Dirty renewable energy a problem in Rhode IslandAugust 3, 2018
Rhode Island’s clean energy practices need improvement according to new study.
A national study conducted by Washington D.C.-based environmental advocacy group Food & Water Watch, has criticized Rhode Island for using dirty renewable energy sources that the state has declared a part of its renewables program.
Rhode Island’s RES includes generating power from dubious fuels.
In essence, “dirty renewable energy” refers to the generation of energy from natural sources that produce pollution, such as woody biomass and landfill gas, both of which produce greenhouse gas emissions, including carbon dioxide, methane and nitrogen oxide. Rhode Island includes electricity from power facilities that use both woody biomass and landfill gas as part of its Renewable Energy Standard (RES) program.

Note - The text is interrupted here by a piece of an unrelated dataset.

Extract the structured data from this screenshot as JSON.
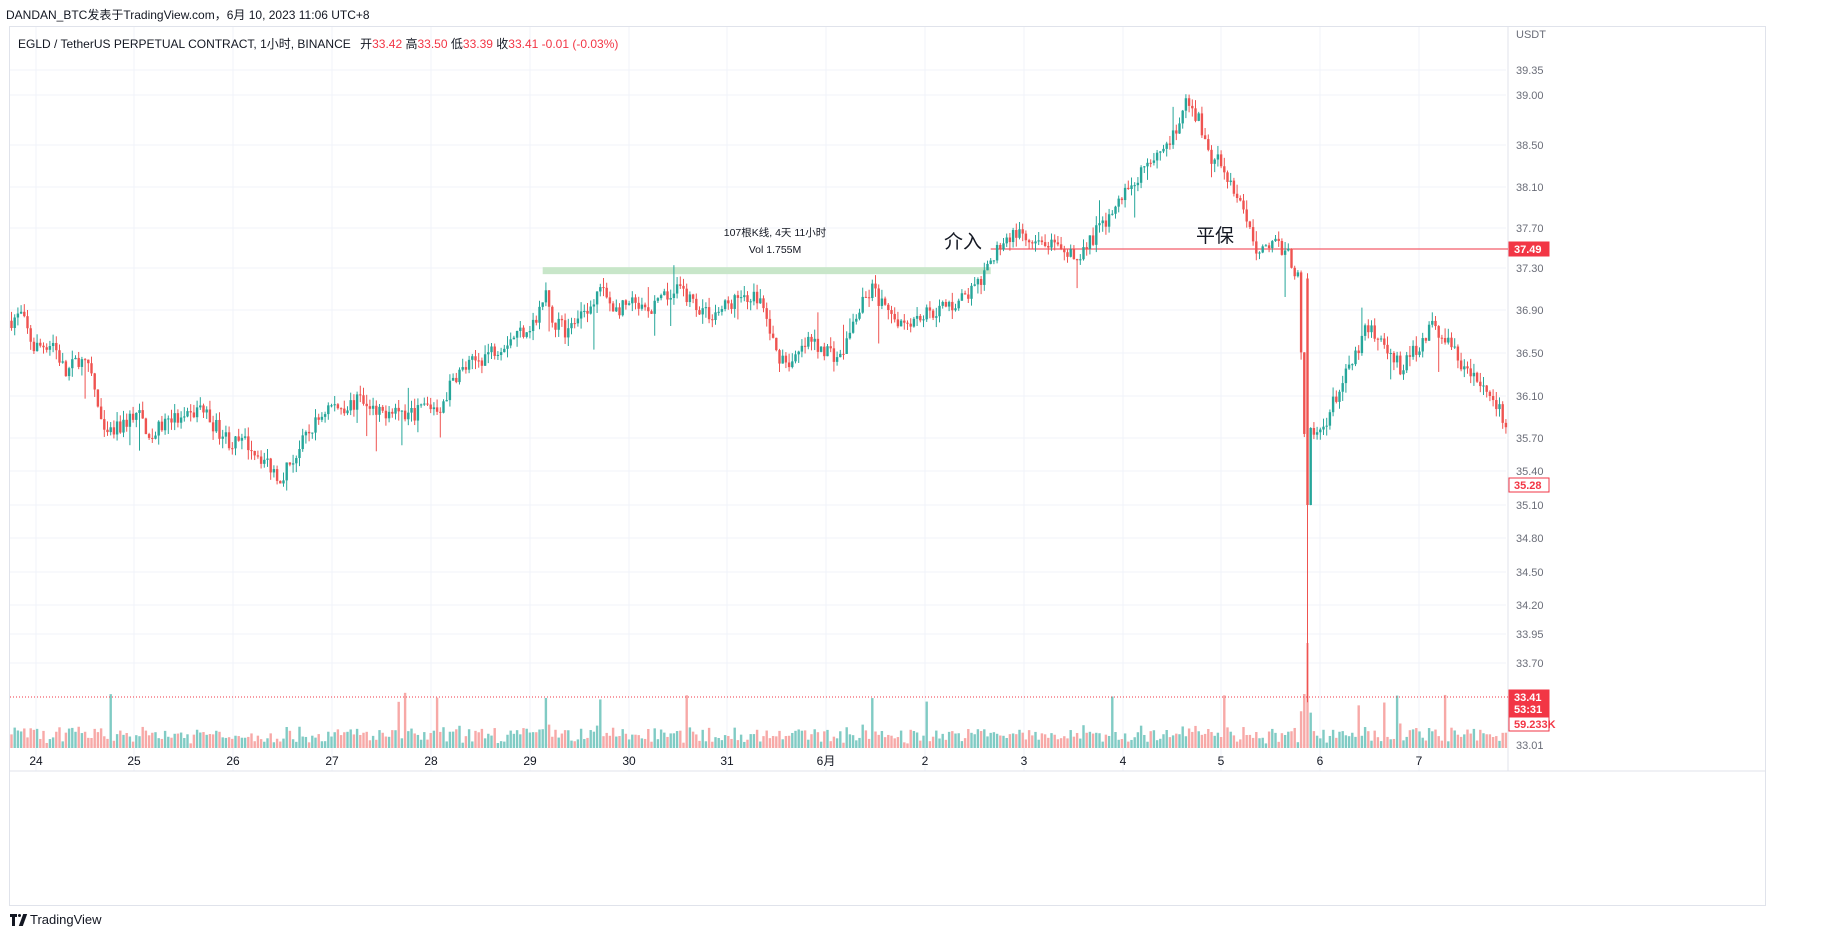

The 24-page report published by Food & Water Watch focuses on the renewable portfolio standard (RPS), which is referred to as the RES by Rhode Island. This program incrementally increases the amount of clean energy from renewables that a utility (e.g. the National Grid), purchases for its customers, reported ecoRI News.
Under the RES, approximately 13% of the state’s electricity is produced from sources that it classifies as renewable. The RES portfolio grows 1.5% every year and the goal is to reach 38.5% renewable power by 2035.
Dirty renewable energy makes up a large percentage of Rhode Island’s RES portfolio.
The landfill gas power plant located in Johnston is Rhode Island’s largest source of renewable energy. It is also its largest RSP energy source. According to a recent Rhode Island Public Utilities Commission, the facility accounts for 35% of the state’s RES portfolio. What’s more, wood-fueled power plants in Main and New Hampshire make up 29% of Rhode Island’s RES.
As previously mentioned, both of these renewable energy sources produce greenhouse gas emissions. The landfill gas facility produces methane and nitrogen oxide while woody biomass is criticized for emitting as much CO2 as coal per kilowatt of energy.
Overall, the Food & Water Watch report gave Rhode Island’s RES program a letter grade of D, and it wasn’t the only state of the 29 evaluated to receive such a poor grade. For instance, Connecticut and New Jersey also received a D grade while Massachusetts and Maryland both received an F.
According to the report, states can improve their RPS programs if they eliminate the use of dirty renewable energy sources like woody biomass and landfill gas. It encourage them to step away from these high-polluting power sources and adopting other renewables to reach a 100% RPS goal.